Christina Kallery
Trying to Start the Van
This cement-skied morning in Hell’s 
 Kitchen, which sounds like we’d be roasting
 on our feet, but ice rings tailpipes in the street
 as the engine of a dingy van strains,
 chokes and sputters like a felled
 wildebeest or drunk with whooping cough.
 It’s an old white Ford with scraped-off 
 lettering, that once was maybe driven 
 by a carpet guy or extermination crew. 
 A van churned out by workers in a factory 
 in Detroit, the kind I used to pass on 94
 back home, snaking between smokestacks, 
 everything the color of rust.
 
 The van’s still wheezing in the gutter
 while a black town car gleams by
 and I watch and wish the thing
 would start, not only for the driver,
 now awfully late to somewhere, 
 but the once-sleek engine now agasp 
 in dead cold, and the guys from that factory, 
 long laid off and dozing in front of talk shows, 
 braving another round of want ads,
 or taking drive-thru orders and whatever work
 that comes.
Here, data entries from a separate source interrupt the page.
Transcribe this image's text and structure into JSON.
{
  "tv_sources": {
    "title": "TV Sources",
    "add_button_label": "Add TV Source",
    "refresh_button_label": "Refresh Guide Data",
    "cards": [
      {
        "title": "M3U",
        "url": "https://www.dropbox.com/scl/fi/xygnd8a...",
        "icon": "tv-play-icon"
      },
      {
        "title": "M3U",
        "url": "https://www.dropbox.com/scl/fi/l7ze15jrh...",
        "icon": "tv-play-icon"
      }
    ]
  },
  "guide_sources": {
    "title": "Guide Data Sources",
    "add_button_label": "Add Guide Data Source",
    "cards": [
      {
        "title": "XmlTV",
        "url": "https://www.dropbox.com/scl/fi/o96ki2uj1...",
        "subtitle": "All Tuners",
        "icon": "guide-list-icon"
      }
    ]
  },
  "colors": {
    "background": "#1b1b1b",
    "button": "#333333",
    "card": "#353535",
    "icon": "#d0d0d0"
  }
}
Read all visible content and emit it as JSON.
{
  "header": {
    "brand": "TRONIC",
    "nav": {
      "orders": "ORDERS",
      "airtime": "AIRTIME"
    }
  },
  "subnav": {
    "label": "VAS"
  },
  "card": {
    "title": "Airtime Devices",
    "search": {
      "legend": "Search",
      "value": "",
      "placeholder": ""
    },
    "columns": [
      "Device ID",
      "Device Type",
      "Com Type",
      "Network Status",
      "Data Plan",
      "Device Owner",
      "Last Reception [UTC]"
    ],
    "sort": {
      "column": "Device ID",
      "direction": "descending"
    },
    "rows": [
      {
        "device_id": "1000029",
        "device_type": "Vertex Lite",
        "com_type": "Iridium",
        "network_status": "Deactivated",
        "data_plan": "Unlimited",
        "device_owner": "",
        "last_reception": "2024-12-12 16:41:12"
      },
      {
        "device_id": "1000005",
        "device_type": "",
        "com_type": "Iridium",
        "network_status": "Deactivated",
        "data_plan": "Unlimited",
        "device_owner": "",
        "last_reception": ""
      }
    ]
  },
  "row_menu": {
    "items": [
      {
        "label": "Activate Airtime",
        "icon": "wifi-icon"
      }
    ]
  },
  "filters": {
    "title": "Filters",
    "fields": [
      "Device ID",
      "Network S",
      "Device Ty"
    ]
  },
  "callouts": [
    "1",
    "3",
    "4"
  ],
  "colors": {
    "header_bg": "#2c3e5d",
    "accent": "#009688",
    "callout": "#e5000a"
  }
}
And for Detroit, its heart of steel
 and rubble, the unglamorous, needful grit that set 
 the world in motion and gave us songs to sing. 
 I’m rooting for them all, for that gray
 belch and rumble to finally take this time, 
 as the starter fires and turns over, 
 over and over again.
Watching the Bears: Big Bay, Michigan
For years before cable TV hit, the Big Bay dump 
 was semi-famous in nearby towns. On warm 
 nights, cars came crunching up the gravel road
 
 headlights dimmed, the way you’d sneak into  
 the drive-in when the movie’d started. Except 
 there was no Spielberg blockbuster, no enormous 
 
 kisses, magnificent explosions, not even a pale 
 screen to loom over acres of spiky evergreens. Instead,
 entertainment was the live, black bears that ate 
 the garbage at the dump. Families in station wagons, 
 college kids crammed into someone’s rusted El 
 Camino, windows rolled low and daring as the bears 
 
 appeared from the edges of darkened woods and lumbered 
 out to feast on Quarter Pounder crusts, table scraps 
 and mozzarella glued to pizza boxes. Black furred 
 
 haunches glistening, they pawed through bags 
 with happy snorts and grunts, easy meals to come by
 after months of snowy sleep. One eve, a young guy brave 
 
 with a few too many beers got close enough to lob 
 his empty bottle at a bear—one of those mistakes in life
 felt instantly as the big head turned, round ears cocked flat,
 
 and lunged, while the drunk kid sprinted on watery legs 
 and dove into the waiting car, his buddies slamming 
 the door in time to dodge an angry swipe that left 
 
 a furrow in the driver’s side, souvenir for overstating 
 his rank in the world. Who knows if they considered their pal’s
 brush with being lunchmeat or just headed off to town, tossing 
 
 back more bottles, blasting Zepplin’s Black Dog, stopping to  chat
 up a chubby barmaid at the Crossroads Tavern on 480, the last 
 letters in its red sign flickering, the only light for miles.